ご飯を食べる時には俺達は部屋ごとに並んで食器を取り、食事をトレーに乗せていくのだけど、拓也ちゃんはそんなことはしない。
お姫様よろしく、フリースタイルの食事なんてしないのだ。

看護士が、
「長谷川さん、食事を持ってらっしゃい」
と言おうが、誰か親切な人(それは大概同じ部屋のカオル兄さん)が持ってくるのを待っているのだ。

たまに気が向いたのか、食事を持とうとして食事の列に並んだりもしているが途中で飽きて黙って部屋に帰ることもしばしばあった。
俺はその様子をじっと見ていた。
拓也ちゃんの行動は面白かった。

俺と同じように、でもそれは恋をしているように、徹は拓也ちゃんをみていた。
勇志さんは敵の行動を盗み見るようにしていた。
俺たち三人はプチ拓也ちゃんファンクラブになっていたのだった(勇志さんはちょっと違うけど)。

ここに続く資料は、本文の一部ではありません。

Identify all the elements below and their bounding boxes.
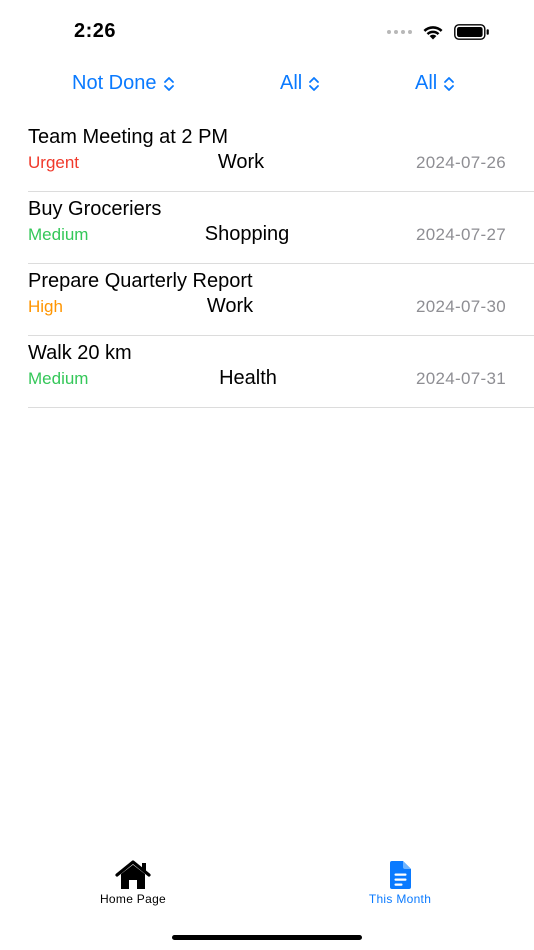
filter-bar: Not Done All All (0, 72, 534, 100)
battery-icon (454, 24, 489, 40)
task-date: 2024-07-30 (416, 297, 506, 316)
wifi-icon (423, 26, 443, 40)
home-indicator (172, 935, 362, 940)
tab-home-page-label: Home Page (99, 892, 167, 906)
task-date: 2024-07-27 (416, 225, 506, 244)
task-category: Work (217, 151, 265, 173)
task-category: Work (206, 295, 254, 317)
status-filter-label: Not Done (72, 72, 157, 94)
task-row[interactable]: Walk 20 km Medium Health 2024-07-31 (28, 336, 534, 408)
task-row[interactable]: Prepare Quarterly Report High Work 2024-… (28, 264, 534, 336)
task-date: 2024-07-31 (416, 369, 506, 388)
chevron-up-down-icon (309, 76, 320, 91)
status-time: 2:26 (74, 20, 117, 42)
task-row[interactable]: Team Meeting at 2 PM Urgent Work 2024-07… (28, 120, 534, 192)
chevron-up-down-icon (444, 76, 455, 91)
screen: 2:26 Not Done All All Team Meeting at 2 … (0, 0, 534, 950)
priority-filter-label: All (280, 72, 303, 94)
task-category: Shopping (204, 223, 290, 245)
task-list: Team Meeting at 2 PM Urgent Work 2024-07… (28, 120, 534, 408)
tab-bar: Home Page This Month (0, 860, 534, 920)
tab-this-month[interactable]: This Month (330, 860, 470, 906)
task-date: 2024-07-26 (416, 153, 506, 172)
priority-filter-picker[interactable]: All (280, 72, 320, 95)
document-icon (390, 861, 411, 889)
tab-home-page[interactable]: Home Page (63, 860, 203, 906)
tab-this-month-label: This Month (368, 892, 432, 906)
task-title: Walk 20 km (28, 342, 132, 364)
status-filter-picker[interactable]: Not Done (72, 72, 175, 95)
task-title: Team Meeting at 2 PM (28, 126, 229, 148)
task-title: Buy Groceriers (28, 198, 162, 220)
task-row[interactable]: Buy Groceriers Medium Shopping 2024-07-2… (28, 192, 534, 264)
task-category: Health (219, 367, 277, 389)
status-icons (387, 24, 490, 40)
category-filter-label: All (415, 72, 438, 94)
task-priority: Urgent (28, 153, 80, 172)
chevron-up-down-icon (163, 76, 174, 91)
house-icon (115, 860, 151, 889)
task-priority: High (28, 297, 63, 316)
cellular-signal-icon (387, 30, 412, 34)
category-filter-picker[interactable]: All (415, 72, 455, 95)
task-title: Prepare Quarterly Report (28, 270, 253, 292)
task-priority: Medium (28, 369, 89, 388)
task-priority: Medium (28, 225, 89, 244)
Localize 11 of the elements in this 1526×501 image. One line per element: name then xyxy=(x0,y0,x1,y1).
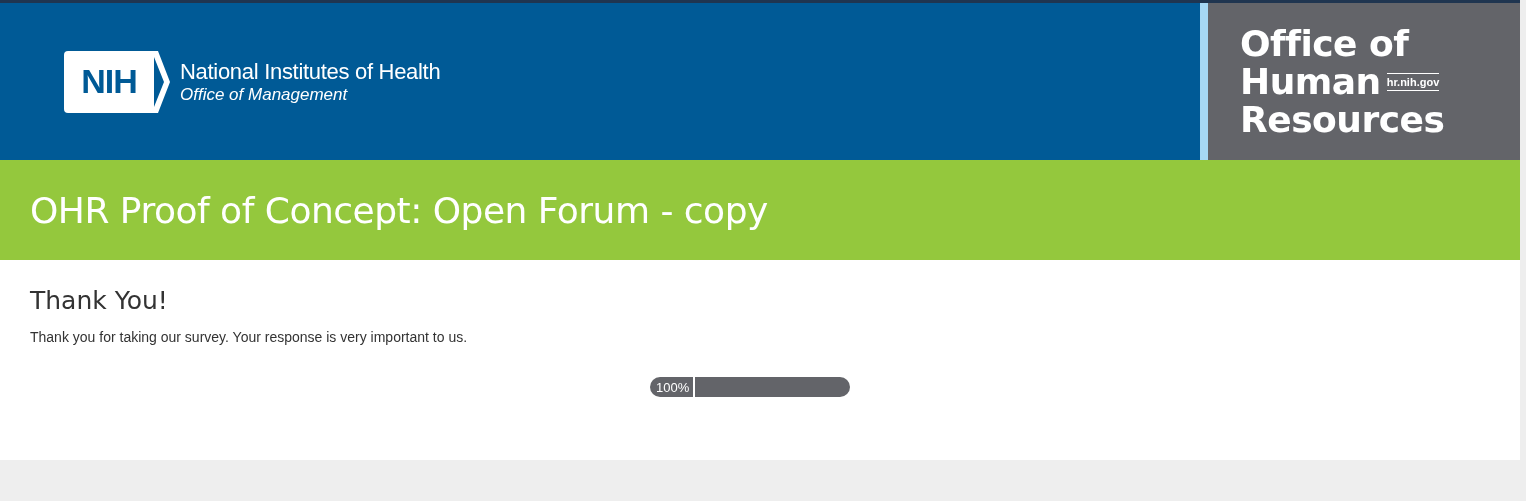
logo-mark: NIH xyxy=(64,50,154,113)
survey-title: OHR Proof of Concept: Open Forum - copy xyxy=(30,189,768,231)
thank-you-message: Thank you for taking our survey. Your response is very important to us. xyxy=(30,329,469,345)
office-logo-text: Human xyxy=(1240,62,1381,101)
logo-title: National Institutes of Health xyxy=(180,58,441,85)
thank-you-heading: Thank You! xyxy=(30,286,169,315)
office-logo-text: Office of xyxy=(1240,24,1411,63)
logo-url: hr.nih.gov xyxy=(1386,72,1440,91)
logo-subtitle: Office of Management xyxy=(180,84,349,105)
office-logo-text: Resources xyxy=(1240,100,1446,139)
chevron-icon xyxy=(154,50,170,113)
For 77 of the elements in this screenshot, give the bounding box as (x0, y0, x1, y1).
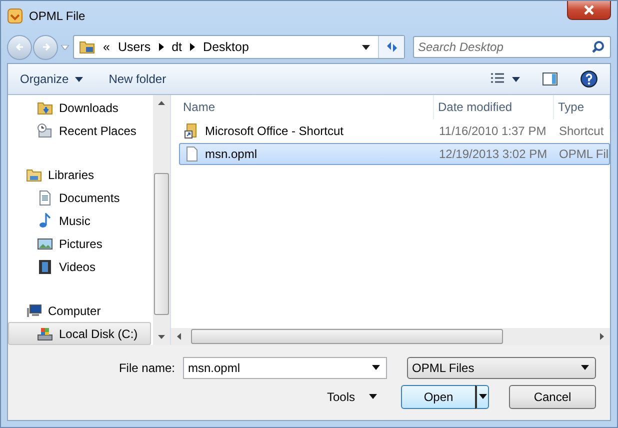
scroll-right-icon[interactable] (600, 333, 604, 340)
close-icon (584, 5, 594, 15)
overflow-chevron[interactable]: « (103, 40, 110, 54)
drive-icon (37, 326, 53, 342)
search-field[interactable]: Search Desktop (413, 36, 611, 58)
folder-icon (37, 100, 53, 116)
forward-arrow-icon (40, 42, 50, 52)
column-header[interactable]: Type (554, 95, 610, 119)
nav-item[interactable]: Computer (8, 299, 151, 322)
file-icon (184, 146, 200, 162)
file-row[interactable]: Microsoft Office - Shortcut 11/16/2010 1:37 PM Shortcut (179, 120, 610, 142)
column-header[interactable]: Name (179, 95, 434, 119)
caret-icon (74, 76, 83, 82)
caret-icon[interactable] (372, 365, 380, 370)
back-arrow-icon (14, 42, 24, 52)
scroll-thumb[interactable] (191, 329, 503, 344)
preview-pane-icon (542, 72, 558, 86)
caret-icon[interactable] (362, 44, 370, 50)
clock-icon (37, 122, 53, 138)
cancel-button[interactable]: Cancel (509, 384, 596, 408)
breadcrumb[interactable]: dt (172, 40, 182, 54)
nav-item[interactable]: Recent Places (8, 119, 151, 142)
refresh-icon (384, 40, 398, 54)
breadcrumb[interactable]: Desktop (203, 40, 249, 54)
chevron-icon[interactable] (158, 43, 164, 51)
nav-item[interactable]: Documents (8, 186, 151, 209)
open-button[interactable]: Open (401, 384, 475, 408)
open-options-button[interactable] (475, 384, 489, 408)
horizontal-scrollbar[interactable] (171, 328, 610, 345)
column-header[interactable]: Date modified (434, 95, 554, 119)
file-name: Microsoft Office - Shortcut (205, 124, 344, 138)
search-icon (591, 40, 605, 54)
new-folder-button[interactable]: New folder (104, 69, 170, 89)
nav-item[interactable]: Downloads (8, 96, 151, 119)
nav-item[interactable]: Videos (8, 255, 151, 278)
date-cell-text: 12/19/2013 3:02 PM (438, 147, 548, 161)
nav-item[interactable]: Local Disk (C:) (8, 322, 151, 345)
file-type-dropdown[interactable]: OPML Files (407, 356, 596, 378)
help-button[interactable] (578, 68, 600, 90)
file-name: msn.opml (205, 147, 258, 161)
scroll-down-icon[interactable] (158, 335, 165, 339)
help-icon (580, 70, 598, 88)
caret-icon (369, 394, 377, 399)
nav-item[interactable]: Libraries (8, 163, 151, 186)
scroll-left-icon[interactable] (177, 333, 181, 340)
breadcrumb[interactable]: Users (118, 40, 151, 54)
scroll-up-icon[interactable] (158, 101, 165, 105)
file-name-field[interactable]: msn.opml (183, 356, 387, 378)
document-icon (37, 190, 53, 206)
caret-icon (478, 394, 486, 399)
organize-button[interactable]: Organize (16, 69, 87, 89)
list-view-icon (490, 72, 506, 86)
refresh-button[interactable] (378, 36, 404, 58)
chevron-icon[interactable] (190, 43, 196, 51)
window-title: OPML File (29, 9, 86, 23)
scroll-thumb[interactable] (154, 173, 169, 315)
nav-item[interactable]: Pictures (8, 232, 151, 255)
vertical-scrollbar[interactable] (153, 95, 170, 345)
type-cell-text: Shortcut (558, 124, 605, 138)
file-name-label: File name: (118, 360, 175, 374)
address-bar[interactable]: « Users dt Desktop (73, 35, 405, 59)
type-cell-text: OPML Fil (558, 147, 609, 161)
tools-button[interactable]: Tools (320, 388, 383, 404)
folder-icon (26, 166, 42, 182)
folder-icon (79, 39, 95, 55)
caret-icon (581, 365, 589, 370)
computer-icon (26, 302, 42, 318)
picture-icon (37, 236, 53, 252)
film-icon (37, 258, 53, 274)
nav-item[interactable]: Music (8, 209, 151, 232)
caret-icon (512, 76, 520, 82)
preview-pane-button[interactable] (540, 70, 560, 88)
app-icon (7, 8, 23, 24)
date-cell-text: 11/16/2010 1:37 PM (438, 124, 548, 138)
file-row[interactable]: msn.opml 12/19/2013 3:02 PM OPML Fil (179, 143, 610, 165)
close-button[interactable] (567, 1, 611, 20)
music-note-icon (37, 212, 53, 228)
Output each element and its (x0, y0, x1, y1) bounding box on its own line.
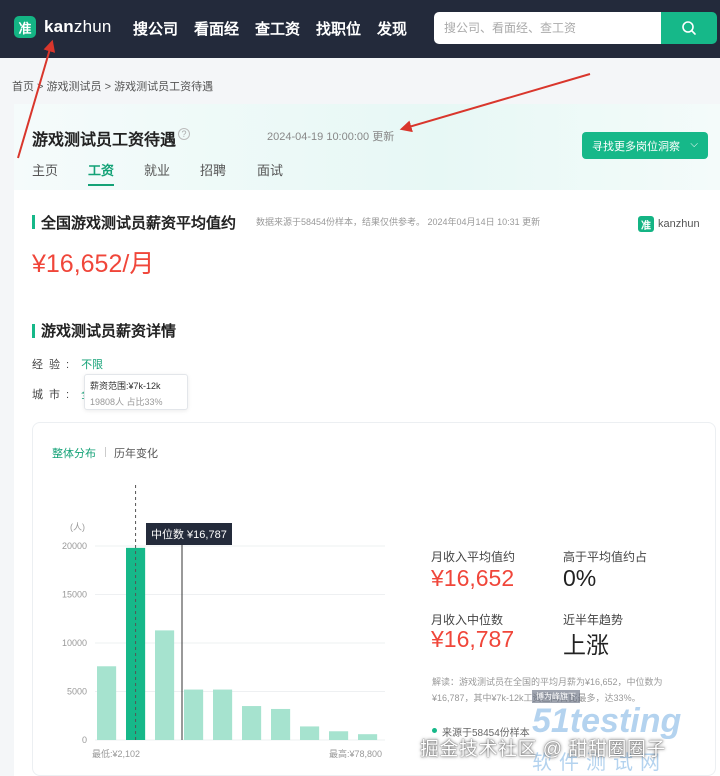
avg-monthly-value: ¥16,652 (431, 565, 515, 591)
avg-monthly-label: 月收入平均值约 (431, 550, 516, 564)
source-dot (432, 728, 437, 733)
above-avg-label: 高于平均值约占 (563, 550, 648, 564)
juejin-watermark: 掘金技术社区 @ 甜甜圈圈子 (420, 739, 666, 760)
trend-value: 上涨 (563, 632, 609, 658)
overlay-tag: 博为峰旗下 (532, 690, 580, 703)
histogram-bar (329, 731, 349, 740)
histogram-bar (184, 689, 204, 740)
histogram-bar (358, 734, 378, 740)
histogram-bar (300, 726, 320, 740)
y-axis-label: (人) (70, 522, 85, 532)
median-label: 中位数 ¥16,787 (146, 523, 232, 545)
histogram-bar (271, 708, 291, 740)
tooltip-share: 19808人 占比33% (90, 397, 163, 407)
tooltip-range: 薪资范围:¥7k-12k (90, 381, 161, 391)
bar-tooltip: 薪资范围:¥7k-12k 19808人 占比33% (84, 374, 188, 410)
min-salary-label: 最低:¥2,102 (92, 748, 140, 759)
median-monthly-value: ¥16,787 (431, 626, 515, 652)
y-tick-label: 15000 (62, 590, 87, 600)
histogram-bar (97, 666, 117, 740)
y-tick-label: 0 (82, 735, 87, 745)
max-salary-label: 最高:¥78,800 (329, 748, 382, 759)
histogram-bar (242, 706, 262, 740)
y-tick-label: 10000 (62, 638, 87, 648)
histogram-bar (155, 630, 175, 740)
y-tick-label: 20000 (62, 541, 87, 551)
histogram-bar (213, 689, 233, 740)
y-tick-label: 5000 (67, 687, 87, 697)
above-avg-value: 0% (563, 565, 597, 591)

毎日俺と徹は、その日拓也ちゃんがやっていた事について語り合った。
俺は拓也ちゃんが薬を貰う為に並んで自分の番が来た時に、口の中に一旦薬を入れて、看護士を背中にした時に水を入れたコップの中に薬を戻すのを見た。
俺も病院で出される薬は嫌いだったから、同じ方法で薬を捨てていたのだった。

この手法は、徹から教えてもらったものだった。
それを徹に言うと、なんだかすごく嬉しそうで、喜んでいた。
徹は拓也ちゃんがデイルームで昼寝していたのを見たと言った。
拓也ちゃんは口をうっすら開けて寝ていたから、一筋ヨダレが出てたと言っていた、拓也ちゃんが流すヨダレはアオちゃんのヨダレと違って全然きれいな物のように感じたと言っていた。